Design and Reliability Assessment of Stacked Fan-Out Packaging
Authors: Pao-Hsiung Wang, An Huang and Kuo-Ning Chiang Company: Advanced Micro-system Packaging and Nano-Mechanics Research Lab Dept. of Power Mechanical Engineering, National Tsing Hua University Date Published: 2/5/2018
Pan Pacific Symposium
Abstract: Fan-out solution is developed vigorous in advance assembly field, major solutions are two ways, one is wafer level, and other is panel level method. In this research, we plan to use glass as substrate and do wafer level fan-out structure design; the advantages of the glass substrate are smoothness, flatness, CTE adjustability, low power consumption, low dielectric constant, and ultra-high resistance of the glass substrate. We will explore different design factors with finite element model (FEM) coupled with the Coffin-Mason equation is used for life prediction in simulation models. Based on these design and investigation, we could come out design factors to enhance fan-out glass package property and we also manufacture real test vehicle to do OBTCT and verify the simulation investigation.
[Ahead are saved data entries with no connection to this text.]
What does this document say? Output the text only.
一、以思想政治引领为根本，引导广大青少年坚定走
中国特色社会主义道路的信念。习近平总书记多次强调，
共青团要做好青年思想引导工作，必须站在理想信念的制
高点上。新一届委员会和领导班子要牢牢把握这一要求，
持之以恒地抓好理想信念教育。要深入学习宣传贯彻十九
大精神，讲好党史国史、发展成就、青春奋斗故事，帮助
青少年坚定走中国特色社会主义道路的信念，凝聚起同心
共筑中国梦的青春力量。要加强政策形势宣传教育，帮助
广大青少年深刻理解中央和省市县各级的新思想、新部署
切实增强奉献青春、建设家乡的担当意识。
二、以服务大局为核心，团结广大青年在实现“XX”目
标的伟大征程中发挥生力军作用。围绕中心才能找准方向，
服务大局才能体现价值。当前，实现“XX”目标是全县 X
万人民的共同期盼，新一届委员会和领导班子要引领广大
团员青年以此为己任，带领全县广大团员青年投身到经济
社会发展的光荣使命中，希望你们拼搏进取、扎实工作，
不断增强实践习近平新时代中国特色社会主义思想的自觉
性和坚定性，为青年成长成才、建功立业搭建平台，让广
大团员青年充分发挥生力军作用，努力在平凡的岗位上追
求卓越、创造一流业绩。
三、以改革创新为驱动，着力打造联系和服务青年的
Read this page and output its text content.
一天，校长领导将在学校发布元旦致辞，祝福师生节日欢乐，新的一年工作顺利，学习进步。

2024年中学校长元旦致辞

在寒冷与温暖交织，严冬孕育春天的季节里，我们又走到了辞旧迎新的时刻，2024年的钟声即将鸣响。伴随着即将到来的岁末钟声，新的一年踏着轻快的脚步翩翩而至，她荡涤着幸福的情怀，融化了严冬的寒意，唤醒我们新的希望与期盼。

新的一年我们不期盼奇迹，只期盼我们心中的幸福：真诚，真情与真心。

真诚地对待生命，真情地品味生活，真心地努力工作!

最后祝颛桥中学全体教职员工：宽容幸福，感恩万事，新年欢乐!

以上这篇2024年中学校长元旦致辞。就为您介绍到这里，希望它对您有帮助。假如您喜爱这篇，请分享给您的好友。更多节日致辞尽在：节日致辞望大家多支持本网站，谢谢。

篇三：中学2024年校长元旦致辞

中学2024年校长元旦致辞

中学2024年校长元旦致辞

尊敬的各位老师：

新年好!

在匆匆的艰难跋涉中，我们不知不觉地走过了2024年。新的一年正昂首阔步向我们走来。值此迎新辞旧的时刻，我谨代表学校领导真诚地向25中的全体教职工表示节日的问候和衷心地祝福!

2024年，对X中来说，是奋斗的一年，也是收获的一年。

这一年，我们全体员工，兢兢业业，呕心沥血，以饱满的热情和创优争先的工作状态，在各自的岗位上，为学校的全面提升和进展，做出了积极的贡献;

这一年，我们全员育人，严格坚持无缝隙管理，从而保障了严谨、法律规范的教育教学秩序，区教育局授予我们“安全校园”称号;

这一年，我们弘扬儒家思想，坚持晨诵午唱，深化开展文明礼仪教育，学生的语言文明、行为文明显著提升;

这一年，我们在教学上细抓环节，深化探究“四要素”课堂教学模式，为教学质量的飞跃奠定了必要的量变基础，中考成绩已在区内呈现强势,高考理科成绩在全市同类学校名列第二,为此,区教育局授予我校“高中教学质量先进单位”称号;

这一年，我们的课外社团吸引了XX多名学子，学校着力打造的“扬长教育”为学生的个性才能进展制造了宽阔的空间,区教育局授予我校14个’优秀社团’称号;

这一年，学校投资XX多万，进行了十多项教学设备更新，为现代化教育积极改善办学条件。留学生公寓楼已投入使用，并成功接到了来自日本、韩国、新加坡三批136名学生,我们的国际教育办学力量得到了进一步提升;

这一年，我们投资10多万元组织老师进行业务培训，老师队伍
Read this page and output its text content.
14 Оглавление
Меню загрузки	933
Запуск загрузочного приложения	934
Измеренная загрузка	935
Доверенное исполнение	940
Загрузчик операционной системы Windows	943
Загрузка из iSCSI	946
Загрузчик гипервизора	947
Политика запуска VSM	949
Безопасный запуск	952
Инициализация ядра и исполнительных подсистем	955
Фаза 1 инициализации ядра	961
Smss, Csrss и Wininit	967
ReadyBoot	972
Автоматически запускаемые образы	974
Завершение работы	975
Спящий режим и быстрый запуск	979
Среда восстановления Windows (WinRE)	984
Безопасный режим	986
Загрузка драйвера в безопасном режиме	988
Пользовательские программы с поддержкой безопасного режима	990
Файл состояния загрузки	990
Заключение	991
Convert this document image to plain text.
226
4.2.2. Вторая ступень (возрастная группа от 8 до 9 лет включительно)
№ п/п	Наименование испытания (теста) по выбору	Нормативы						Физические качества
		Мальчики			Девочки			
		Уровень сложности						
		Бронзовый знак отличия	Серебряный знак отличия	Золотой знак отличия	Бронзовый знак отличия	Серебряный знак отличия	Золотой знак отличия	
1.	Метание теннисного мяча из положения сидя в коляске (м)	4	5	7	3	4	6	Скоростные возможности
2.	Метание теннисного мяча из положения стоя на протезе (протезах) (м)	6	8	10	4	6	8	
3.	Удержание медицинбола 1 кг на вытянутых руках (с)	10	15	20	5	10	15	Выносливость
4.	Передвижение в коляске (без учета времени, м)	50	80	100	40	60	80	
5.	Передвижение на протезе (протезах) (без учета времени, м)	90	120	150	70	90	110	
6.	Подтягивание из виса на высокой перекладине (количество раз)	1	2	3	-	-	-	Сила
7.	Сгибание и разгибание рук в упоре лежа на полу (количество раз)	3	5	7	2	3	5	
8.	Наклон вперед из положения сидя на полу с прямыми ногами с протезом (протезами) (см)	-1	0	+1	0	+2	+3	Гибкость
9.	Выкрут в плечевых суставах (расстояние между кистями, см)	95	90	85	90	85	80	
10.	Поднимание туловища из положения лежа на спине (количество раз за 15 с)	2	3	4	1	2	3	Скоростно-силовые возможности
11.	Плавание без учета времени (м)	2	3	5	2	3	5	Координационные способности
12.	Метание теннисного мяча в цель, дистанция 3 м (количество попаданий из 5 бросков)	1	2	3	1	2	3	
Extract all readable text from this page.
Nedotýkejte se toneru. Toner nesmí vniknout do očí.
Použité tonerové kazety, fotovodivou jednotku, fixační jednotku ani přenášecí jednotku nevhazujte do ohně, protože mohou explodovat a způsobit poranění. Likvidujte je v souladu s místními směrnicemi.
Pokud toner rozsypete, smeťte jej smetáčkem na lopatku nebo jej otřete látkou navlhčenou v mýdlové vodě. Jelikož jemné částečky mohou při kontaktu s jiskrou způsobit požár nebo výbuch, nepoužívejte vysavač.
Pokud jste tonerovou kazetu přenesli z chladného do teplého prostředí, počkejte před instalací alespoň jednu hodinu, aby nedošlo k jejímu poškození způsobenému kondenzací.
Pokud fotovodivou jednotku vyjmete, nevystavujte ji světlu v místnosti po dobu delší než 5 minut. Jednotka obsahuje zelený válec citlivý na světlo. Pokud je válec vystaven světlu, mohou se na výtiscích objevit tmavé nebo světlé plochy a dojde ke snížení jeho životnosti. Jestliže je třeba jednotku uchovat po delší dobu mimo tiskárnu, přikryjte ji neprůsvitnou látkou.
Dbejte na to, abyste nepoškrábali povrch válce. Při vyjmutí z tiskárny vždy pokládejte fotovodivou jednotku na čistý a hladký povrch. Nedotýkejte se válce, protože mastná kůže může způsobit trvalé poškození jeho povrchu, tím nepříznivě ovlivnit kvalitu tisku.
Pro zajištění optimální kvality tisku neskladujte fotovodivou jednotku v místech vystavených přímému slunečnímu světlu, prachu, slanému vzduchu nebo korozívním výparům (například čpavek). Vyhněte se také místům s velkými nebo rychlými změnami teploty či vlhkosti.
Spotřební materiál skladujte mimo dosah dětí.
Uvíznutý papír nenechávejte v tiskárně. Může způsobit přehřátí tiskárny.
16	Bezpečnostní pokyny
The goal of this research is to design wafer-level package structure with the fan-out features, with the domestic manufacturers to develop the glass substrate design to complete wafer-level stack packaging technology development design and life performance. The preliminary study will be carried out for the stacking unit design finite element simulation analysis and with the appropriate test products to provide experimental data, by changing the package body geometry, material and other design parameters to understand the parameters on the reliability of the stacking unit. The preliminary study will be carried out for the stacking unit design finite element simulation analysis and investigate the critical point to cause failure, discuss package design factors and mesh size to come out stable simulation results, then comparing and checking the strain and estimate life time by thermal cycle loading. To define factors this could enhance fan-out structure with glass substrate. For this fan-put package with glass substrate, stress buffer layer and dummy ball is related to life cycle. The study of stress buffer layer related to life cycle result and ball matrix design are showed in figure 3. The final life cycle calculate by Coffin-Manson equation can varies from about 780 to 1218 while changing the SBL thickness from 5 to 20um. If add dummy ball design, we could increase 20% above performance. We found factors to enhance the reliability characteristic behavior of packaging on the thermal cycling test.